As cider offerings from larger producers have hit a dry spell, those from smaller, regional producers are gaining market share as consumers continue seeking out sweeter alcoholic beverages.
For proof, look no further than Virginia’s Bold Rock Hard Cider, which has seen year-to-date dollar sales (through Sept. 25) grow more than 100 percent, to nearly $8 million, according to market research firm IRI Worldwide. That ranks Bold Rock as the sixth-largest cidery – the top five sellers are all national brands – by market share, even though the company’s products are distributed in just nine states. This year, Bold Rock will sell about 45,000 barrels (up 80 percent year to date) of cider, and in 2017, the company expects to produce about 65,000 barrels.
“Where there’s a strong local cider, the hard cider trends aren’t as bad,” Jeff Liebhardt, Bold Rock’s senior vice president of sales and marketing told BevNET.
“Unfortunately the combination of all the local craft can’t make up that volume,” he added, noting declines for the Boston Beer Company-owned Angry Orchard, which currently has about 56 percent market share, according to IRI Worldwide.
Meanwhile, Bold Rock is building its foundation in Virginia – where it operates a production facility and two retail outposts – and in North Carolina, where it has a second cidery. And Liebhardt believes still room to grow in Bold Rock’s backyard.
“In Virginia, we still only have a 36 share of the cider category,” Liebhardt said. “We had an 8 share two years ago. We think we can get to a 60 share in the state in the next few years.”
Meanwhile, Blake’s Hard Cider, another regional producer located in Michigan, is also experiencing “high double-digit to triple-digit growth” throughout its territory, co-owner Andrew Blake said.
The company has three Michigan locations that total 600,000 visitors annually, Blake said, and the cider maker will produce about 23,000 barrels this year. He said Blake’s has “grown responsibility,” but he sees an industry still in its “teenage years, trying to figure ourselves out in the American market.”
“The biggest struggle” for regional producers is convincing distributors and retailers that “a high-priced 6-pack of cider will sell” beyond the $6.99 to $7.99 price point set by mass-produced cider.
“If we’re going to continue to make the quality stuff that we’re making, we need to be at this price point,” said Blake, whose 6-packs sell for around $9.99.
“There’s no water that goes into our product,” Blake said. “It’s juice. It’s more expensive. Every ounce of liquid comes from the apples.”
Despite the higher price point for many regional brands, consumers are trading up from marketplace leaders like Angry Orchard and Woodchuck, according to Kris Nelson, founder of Citizen Cider.

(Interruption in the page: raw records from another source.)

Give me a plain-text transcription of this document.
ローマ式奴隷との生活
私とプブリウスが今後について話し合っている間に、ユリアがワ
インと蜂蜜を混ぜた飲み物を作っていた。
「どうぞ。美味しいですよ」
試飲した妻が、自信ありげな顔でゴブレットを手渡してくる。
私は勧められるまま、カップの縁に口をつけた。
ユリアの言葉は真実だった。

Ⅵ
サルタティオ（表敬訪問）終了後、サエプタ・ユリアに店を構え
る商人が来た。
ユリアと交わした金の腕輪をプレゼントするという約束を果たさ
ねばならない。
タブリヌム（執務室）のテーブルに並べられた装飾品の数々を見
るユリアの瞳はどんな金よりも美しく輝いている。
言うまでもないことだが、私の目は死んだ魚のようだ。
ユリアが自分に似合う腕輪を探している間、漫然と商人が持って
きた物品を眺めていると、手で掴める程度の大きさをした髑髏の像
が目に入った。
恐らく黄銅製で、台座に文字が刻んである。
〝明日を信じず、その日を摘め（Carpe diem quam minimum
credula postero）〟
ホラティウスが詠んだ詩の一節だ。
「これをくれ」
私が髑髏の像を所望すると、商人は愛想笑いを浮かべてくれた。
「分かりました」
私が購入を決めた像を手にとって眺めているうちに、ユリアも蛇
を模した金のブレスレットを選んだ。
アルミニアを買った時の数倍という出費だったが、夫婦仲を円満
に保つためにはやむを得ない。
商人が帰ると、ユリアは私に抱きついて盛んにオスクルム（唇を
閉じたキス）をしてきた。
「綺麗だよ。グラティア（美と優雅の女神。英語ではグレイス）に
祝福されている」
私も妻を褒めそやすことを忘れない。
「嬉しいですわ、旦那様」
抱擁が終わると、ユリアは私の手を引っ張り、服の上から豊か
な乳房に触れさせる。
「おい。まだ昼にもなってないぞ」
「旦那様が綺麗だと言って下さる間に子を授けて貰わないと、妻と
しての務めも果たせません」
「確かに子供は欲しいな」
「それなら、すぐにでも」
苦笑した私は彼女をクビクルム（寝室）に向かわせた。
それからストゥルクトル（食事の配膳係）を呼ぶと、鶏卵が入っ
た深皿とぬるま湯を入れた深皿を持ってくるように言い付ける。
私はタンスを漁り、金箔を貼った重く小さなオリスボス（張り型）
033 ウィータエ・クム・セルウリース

The Burlington, Vermont company launched in 2011 and is on track to produce more than 16,000 barrels of cider this year.
“People recognize that we’re not creating this quick little brand with an easy flavor,” Nelson said. “We’re creating something deeper than that.
“It would be much easier to call up some juice house,” he continued, “but the way we do it is more expensive and harder, and we have a deeper impact. If we’re going to make a product from an agricultural product, then you have got to support the industry.”
Part of winning over consumers is owning your home market, Nelson said, adding that Citizen Cider has become “the craft cider of Vermont.”
“A lot of people willing to go further and appreciate a product built on integrity, not racing to the bottom to get the best margins,” Nelson said. “For us, it’s let’s just make a great cider, work with a process that we feel really strongly about, be as transparent about what we’re doing and go from there.”
For his part, Nels Jewell-Larsen of 2 Towns Ciderhouse in Oregon believes the more regional cider makers can mimic the craft beer segment, the easier it will be to convince consumers to pay a higher price point.
“There’s no doubt that when you’re using great ingredients, your costs are going to be quite a bit higher than folks optimizing,” Jewell-Larsen said. 2 Towns uses fresh-pressed apples from the Northwest with no concentrates or sorbates. “There’s a value proposition there, and they’re willing to pay more for something that they really want.”